In principle, any data selection can be mapped to a code list; even a simple Boolean value can be represented by the codes No and Yes.
How are Code Lists structured?
The simplest form of a code list consists of two columns: key and description.
Here is an example of a country code list:
Code | Description |
---|---|
AT | Austria |
CH | Switzerland |
DE | Germany |
Code lists can potentially contain an unlimited number of columns. Here is an example of a country code list with three columns:
Code | Short Name | Long Name |
---|---|---|
AT | Austria | Republic of Austria |
CH | Switzerland | Swiss Confederation |
DE | Germany | Federal Republic of Germany |
Code lists can refer to each other. Here is an example of a country code list referring to another continents code list:
Code | Short Name | Long Name | Continent |
---|---|---|---|
AT | Austria | Republic of Austria | EU |
CH | Switzerland | Swiss Confederation | EU |
DE | Germany | Federal Republic of Germany | EU |
MA | Morocco | Kingdom of Morocco | AF |
The corresponding continents code list might look like this:
Code | Name |
---|---|
AF | Africa |
AM | Americas |
EU | Europe |
OC | Oceania |
Code lists can also have more than one key. Here is an example of a country code list with different ISO3166 codes:
Alpha2Code | Alpha3Code | NumericCode | Name |
---|---|---|---|
AT | AUT | 040 | Austria |
CH | CHE | 756 | Switzerland |
DE | DEU | 276 | Germany |
Let’s go a step further with this multilingual country code list:
Code | Language | Name |
---|---|---|
AT | en | Austria |
AT | de | Österreich |
CH | en | Switzerland |
CH | de | Schweiz |
DE | en | Germany |
DE | de | Deutschland |
Here, it is the combination of key and language (also represented by a language key) that defines uniqueness.
The structure of code lists can thus be simple or somewhat complex.
Are There Already Standards for Code Lists?
Yes, there are: The Organization for the Advancement of Structured Information Standards (OASIS) has defined an XML-based standard for code lists with Code List Representation (genericode).

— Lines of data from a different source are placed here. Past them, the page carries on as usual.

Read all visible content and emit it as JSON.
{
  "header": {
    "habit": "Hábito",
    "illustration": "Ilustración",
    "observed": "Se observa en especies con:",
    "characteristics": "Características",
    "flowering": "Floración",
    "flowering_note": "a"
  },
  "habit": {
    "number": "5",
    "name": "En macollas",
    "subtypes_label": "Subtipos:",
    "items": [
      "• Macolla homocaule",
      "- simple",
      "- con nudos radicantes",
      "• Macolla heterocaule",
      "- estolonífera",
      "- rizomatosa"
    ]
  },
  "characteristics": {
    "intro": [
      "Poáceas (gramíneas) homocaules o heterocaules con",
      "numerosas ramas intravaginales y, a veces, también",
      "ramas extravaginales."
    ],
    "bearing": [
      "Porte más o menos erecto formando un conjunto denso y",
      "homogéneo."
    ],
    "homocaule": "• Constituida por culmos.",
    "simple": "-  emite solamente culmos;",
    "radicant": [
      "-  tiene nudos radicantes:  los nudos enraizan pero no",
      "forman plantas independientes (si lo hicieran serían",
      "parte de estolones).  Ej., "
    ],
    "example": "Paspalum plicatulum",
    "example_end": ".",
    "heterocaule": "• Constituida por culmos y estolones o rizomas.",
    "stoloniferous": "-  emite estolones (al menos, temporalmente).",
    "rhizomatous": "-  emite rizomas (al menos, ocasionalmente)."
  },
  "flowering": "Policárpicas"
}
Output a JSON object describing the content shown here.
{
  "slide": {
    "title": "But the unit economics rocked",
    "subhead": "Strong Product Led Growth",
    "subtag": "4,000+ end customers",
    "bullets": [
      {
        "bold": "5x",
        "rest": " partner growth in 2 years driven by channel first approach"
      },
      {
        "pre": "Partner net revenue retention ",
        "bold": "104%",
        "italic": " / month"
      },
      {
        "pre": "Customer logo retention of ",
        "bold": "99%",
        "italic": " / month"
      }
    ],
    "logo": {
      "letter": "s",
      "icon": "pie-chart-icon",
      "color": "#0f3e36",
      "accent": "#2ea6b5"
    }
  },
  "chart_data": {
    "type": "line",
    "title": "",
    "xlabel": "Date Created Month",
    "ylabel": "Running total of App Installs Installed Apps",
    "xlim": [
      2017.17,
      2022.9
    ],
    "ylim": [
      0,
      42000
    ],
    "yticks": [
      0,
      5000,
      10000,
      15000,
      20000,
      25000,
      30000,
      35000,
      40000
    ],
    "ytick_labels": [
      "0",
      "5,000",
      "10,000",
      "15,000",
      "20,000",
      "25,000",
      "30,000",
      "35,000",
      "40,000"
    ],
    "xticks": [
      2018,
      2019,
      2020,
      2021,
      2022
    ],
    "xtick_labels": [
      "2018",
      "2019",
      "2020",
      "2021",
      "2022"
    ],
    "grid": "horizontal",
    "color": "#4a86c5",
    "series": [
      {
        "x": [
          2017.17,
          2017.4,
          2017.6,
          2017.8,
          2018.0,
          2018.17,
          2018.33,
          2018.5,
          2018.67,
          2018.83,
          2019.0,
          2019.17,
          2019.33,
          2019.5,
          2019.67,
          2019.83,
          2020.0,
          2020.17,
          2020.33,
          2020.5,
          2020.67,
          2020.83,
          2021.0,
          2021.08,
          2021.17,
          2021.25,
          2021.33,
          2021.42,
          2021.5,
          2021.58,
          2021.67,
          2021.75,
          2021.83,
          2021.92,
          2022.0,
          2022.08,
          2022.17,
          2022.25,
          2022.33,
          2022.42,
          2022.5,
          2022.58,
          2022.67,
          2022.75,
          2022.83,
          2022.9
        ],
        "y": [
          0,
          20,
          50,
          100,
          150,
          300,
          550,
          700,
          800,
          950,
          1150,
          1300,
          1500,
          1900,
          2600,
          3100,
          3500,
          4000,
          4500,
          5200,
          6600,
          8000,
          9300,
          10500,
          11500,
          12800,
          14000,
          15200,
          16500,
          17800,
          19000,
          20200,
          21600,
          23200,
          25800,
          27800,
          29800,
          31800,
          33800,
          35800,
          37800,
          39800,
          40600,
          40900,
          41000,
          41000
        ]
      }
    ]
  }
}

The OASIS Code List Representation format, “genericode”, is a single model and XML format (with a W3C XML Schema) that can encode a broad range of code list information. The XML format is designed to support interchange or distribution of machine-readable code list information between systems. Note that genericode is not designed as a run-time format for accessing code list information, and is not optimized for such usage. Rather, it is designed as an interchange format that can be transformed into formats suitable for run-time usage, or loaded into systems that perform run-time processing using code list information.
This sounds good, but there’s a catch. There is no JSON representation of "genericode".
Recognising the custom use of JSON in a tight binding between user-defined processes, the committee sees no purpose served by standardising a JSON syntax for the genericode vocabulary.
This means there is no official support for JSON as a data format and thus no official JSON schema.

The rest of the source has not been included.